Самосознание митрополита Трифона (в миру князя Туркестанова; 1861–1931) отражено в таких эго-документах, как письма и проповеди. Надев монашескую мантию, он тоже не порвал со своими светскими интересами. К примеру, продолжал ценить театр и актеров, мог почитать пьесу или воспоминания о спектаклях[854]
. В отличие от отца Леонида (Кавелина) князь остро ощущал отчужденность благородного сословия от иночества и от Церкви вообще. В слове при наречении во епископа в 1901 году он вспоминал, что с детства его пламенным желанием было служение «хотя бы в самом малом чине церковном», к которому он, «по-видимому, не подготовлялся ни рождением, ни светским, мирским воспитанием»[855]. Намерение Туркестанова принять постриг не было принято его средой: «‹…› много всякого рода возражений, а иногда и укоризны, насмешек услыхал я от своих товарищей, и от родных, и от того интеллигентного слоя общества, среди которого я находился»[856]. Но ориентиром для него были другие примеры:Русь, Русь! Видит взор мой в тумане прошедших веков твоих князей, кончивших жизнь в иноческих подвигах, твоих бояр, умиравших самоотверженно за веру Христову в палатках татарских ханов. Наконец, уже не мысленным оком, а воочию, лицом к лицу, видел я в годы своей юности и с отрадою и в то же время с болью сердечной вспоминаю многих дорогих москвичей, людей высокой образованности, глубокой философской и богословской начитанности, которые полагали все счастье и спасение России в ее тесном единении со Святой Церковью, и так учили они словом и пером в своих до сих пор еще недостаточно оцененных научных трудах[857]

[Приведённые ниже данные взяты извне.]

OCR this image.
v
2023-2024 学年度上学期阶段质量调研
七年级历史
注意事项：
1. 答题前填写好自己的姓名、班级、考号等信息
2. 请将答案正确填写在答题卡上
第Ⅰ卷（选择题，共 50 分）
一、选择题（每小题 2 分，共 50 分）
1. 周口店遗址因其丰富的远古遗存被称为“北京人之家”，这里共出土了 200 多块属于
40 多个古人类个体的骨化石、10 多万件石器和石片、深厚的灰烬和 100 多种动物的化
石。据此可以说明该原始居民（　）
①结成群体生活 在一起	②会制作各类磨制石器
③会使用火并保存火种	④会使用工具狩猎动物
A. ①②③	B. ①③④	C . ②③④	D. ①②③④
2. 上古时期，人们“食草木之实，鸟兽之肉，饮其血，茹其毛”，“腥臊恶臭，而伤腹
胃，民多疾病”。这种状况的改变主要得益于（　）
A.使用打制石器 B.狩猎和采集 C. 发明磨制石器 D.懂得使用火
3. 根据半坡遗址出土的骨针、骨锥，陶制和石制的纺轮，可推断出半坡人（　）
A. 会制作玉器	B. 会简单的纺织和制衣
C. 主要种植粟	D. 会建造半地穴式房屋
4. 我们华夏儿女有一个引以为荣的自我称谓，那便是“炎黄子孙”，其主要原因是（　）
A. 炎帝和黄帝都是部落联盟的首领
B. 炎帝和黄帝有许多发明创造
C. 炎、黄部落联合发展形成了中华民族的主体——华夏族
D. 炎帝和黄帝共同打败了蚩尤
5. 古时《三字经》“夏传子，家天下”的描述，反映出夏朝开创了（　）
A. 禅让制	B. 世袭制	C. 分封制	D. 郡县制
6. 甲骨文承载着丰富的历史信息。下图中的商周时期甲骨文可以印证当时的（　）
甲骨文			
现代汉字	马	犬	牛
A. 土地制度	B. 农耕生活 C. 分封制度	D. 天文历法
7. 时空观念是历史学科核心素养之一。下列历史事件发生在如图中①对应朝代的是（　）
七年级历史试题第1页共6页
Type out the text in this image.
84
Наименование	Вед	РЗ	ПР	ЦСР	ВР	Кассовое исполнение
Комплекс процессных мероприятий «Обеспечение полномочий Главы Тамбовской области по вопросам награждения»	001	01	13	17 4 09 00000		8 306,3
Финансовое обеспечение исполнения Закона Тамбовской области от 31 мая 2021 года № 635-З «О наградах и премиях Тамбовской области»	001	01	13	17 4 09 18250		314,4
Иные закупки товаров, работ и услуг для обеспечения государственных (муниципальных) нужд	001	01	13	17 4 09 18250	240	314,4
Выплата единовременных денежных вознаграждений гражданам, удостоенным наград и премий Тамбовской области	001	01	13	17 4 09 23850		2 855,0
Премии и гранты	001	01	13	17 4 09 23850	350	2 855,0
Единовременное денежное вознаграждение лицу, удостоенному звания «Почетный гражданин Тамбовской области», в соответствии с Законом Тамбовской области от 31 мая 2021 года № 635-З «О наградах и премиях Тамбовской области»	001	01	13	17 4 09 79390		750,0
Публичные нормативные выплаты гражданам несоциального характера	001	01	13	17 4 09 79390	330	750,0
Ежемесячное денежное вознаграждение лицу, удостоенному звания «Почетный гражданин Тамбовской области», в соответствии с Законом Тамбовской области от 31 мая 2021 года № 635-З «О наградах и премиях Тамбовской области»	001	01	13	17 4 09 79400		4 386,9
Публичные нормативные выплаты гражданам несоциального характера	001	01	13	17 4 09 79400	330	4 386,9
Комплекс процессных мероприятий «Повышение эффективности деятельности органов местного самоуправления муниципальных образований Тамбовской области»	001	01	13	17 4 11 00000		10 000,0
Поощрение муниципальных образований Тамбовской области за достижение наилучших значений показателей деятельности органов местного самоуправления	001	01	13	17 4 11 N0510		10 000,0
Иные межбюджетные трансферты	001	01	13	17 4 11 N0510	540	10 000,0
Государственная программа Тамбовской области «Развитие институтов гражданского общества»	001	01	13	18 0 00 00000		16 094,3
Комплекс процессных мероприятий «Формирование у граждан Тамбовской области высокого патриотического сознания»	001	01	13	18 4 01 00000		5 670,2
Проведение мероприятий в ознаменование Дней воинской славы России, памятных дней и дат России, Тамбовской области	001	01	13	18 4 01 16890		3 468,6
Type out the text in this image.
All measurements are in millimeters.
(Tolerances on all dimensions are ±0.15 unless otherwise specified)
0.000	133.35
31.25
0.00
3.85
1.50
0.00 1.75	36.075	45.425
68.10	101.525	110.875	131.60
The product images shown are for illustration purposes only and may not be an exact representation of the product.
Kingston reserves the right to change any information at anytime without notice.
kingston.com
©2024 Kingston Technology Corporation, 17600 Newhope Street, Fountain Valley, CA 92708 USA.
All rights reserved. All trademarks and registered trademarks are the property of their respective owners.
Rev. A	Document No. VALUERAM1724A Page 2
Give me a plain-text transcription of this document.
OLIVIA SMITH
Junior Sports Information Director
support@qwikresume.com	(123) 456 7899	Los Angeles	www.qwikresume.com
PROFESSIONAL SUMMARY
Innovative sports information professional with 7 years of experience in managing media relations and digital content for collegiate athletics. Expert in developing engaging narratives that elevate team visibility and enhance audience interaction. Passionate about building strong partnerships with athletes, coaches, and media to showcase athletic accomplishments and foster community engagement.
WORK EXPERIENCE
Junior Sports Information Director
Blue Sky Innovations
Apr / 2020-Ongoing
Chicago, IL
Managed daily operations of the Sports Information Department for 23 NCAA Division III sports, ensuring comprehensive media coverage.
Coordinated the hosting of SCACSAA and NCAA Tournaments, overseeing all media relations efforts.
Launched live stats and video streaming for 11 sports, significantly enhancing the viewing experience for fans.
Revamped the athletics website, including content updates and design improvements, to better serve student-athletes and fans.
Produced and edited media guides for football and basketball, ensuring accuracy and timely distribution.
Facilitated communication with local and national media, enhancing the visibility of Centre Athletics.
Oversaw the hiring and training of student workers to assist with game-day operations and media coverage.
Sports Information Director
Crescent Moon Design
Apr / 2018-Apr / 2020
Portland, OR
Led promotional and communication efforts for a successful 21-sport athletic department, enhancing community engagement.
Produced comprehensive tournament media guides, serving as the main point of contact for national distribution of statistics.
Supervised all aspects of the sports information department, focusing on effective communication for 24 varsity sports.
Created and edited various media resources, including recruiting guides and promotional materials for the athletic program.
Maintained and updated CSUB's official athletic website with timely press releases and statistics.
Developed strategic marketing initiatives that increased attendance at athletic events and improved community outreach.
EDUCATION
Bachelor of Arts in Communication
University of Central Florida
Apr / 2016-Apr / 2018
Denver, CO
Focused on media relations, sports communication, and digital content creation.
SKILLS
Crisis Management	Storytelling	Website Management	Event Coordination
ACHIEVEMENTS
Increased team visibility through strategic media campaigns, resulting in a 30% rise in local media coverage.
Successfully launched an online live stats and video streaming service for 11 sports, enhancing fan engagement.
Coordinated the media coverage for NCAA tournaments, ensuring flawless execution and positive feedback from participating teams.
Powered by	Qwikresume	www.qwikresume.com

.В речи перед присягой дворян по случаю дворянских выборов в 1902 году епископ Трифон выразил свою мечту, которая раскрывает в нем человека, сохранившего солидарность со своим сословием, сочувствие и боль за него: «О если бы действительно образованное общество, и впереди его благородное сословие, осознало бы, что только в единении со Христом и Святой Церковью ‹…› заключается спасение и счастье и отдельного человека, и целой семьи, и целого государства»[858]
.Архимандрита Леонида и митрополита Трифона объединяет попытка стать мостиком между светским и сакральным, донести до своего сословия, причастность к которому они продолжали ощущать, свет христианской веры.
Опыт епископа Игнатия (Брянчанинова; 1807–1867) показывает, как непросто было дворянину-офицеру переступить порог монашеской кельи. В его обширном письменном наследии скромное место занимает небольшой автобиографический этюд под названием «Плач мой», вошедший в качестве последней главы в «Аскетические опыты». Автор признавался, что, хотя охладел к миру, оставить его было очень непросто: «‹…› самое тело вопияло мне: „Куда ведешь меня? Я так слабо и болезненно. Ты видел монастыри, ты коротко познакомился с ними: жизнь в них для тебя невыносима и по моей немощи, и по воспитанию твоему, и по всем прочим причинам“». В конце концов он вступил в монастырь, «как кидается изумленный, закрыв глаза и отложив размышление, в огонь или пучину – как кидается воин, увлекаемый сердцем, в сечу кровавую, на явную смерть»[859]
. Уже изведав на себе жизнь в разных обителях, епископ Игнатий в переписке особо приветствовал порядки Иоанно-Предтеченского скита при Оптиной пустыни, которые сообразовывались с немощами проживавших там «лиц образованного светского круга». Эти бывшие дворяне в скиту «перешли к большему лишению, нежели те, которые в монастыре имеют, пожалуй, пищу и одежду лучше, нежели какие они имели в миру». «Будучи слабее телосложением, нежели простолюдины, они не способны к сильным телесным трудам и подвигам, зато способнее к подвигу душевному и к занятиям, требующим умственного развития»[860]. Епископ Игнатий относил себя к этому кругу просвещенных монахов и считал оказываемое им снисхождение не признаком кастовости, а благоразумной расчетливостью, ведущей к пользе всего монашества.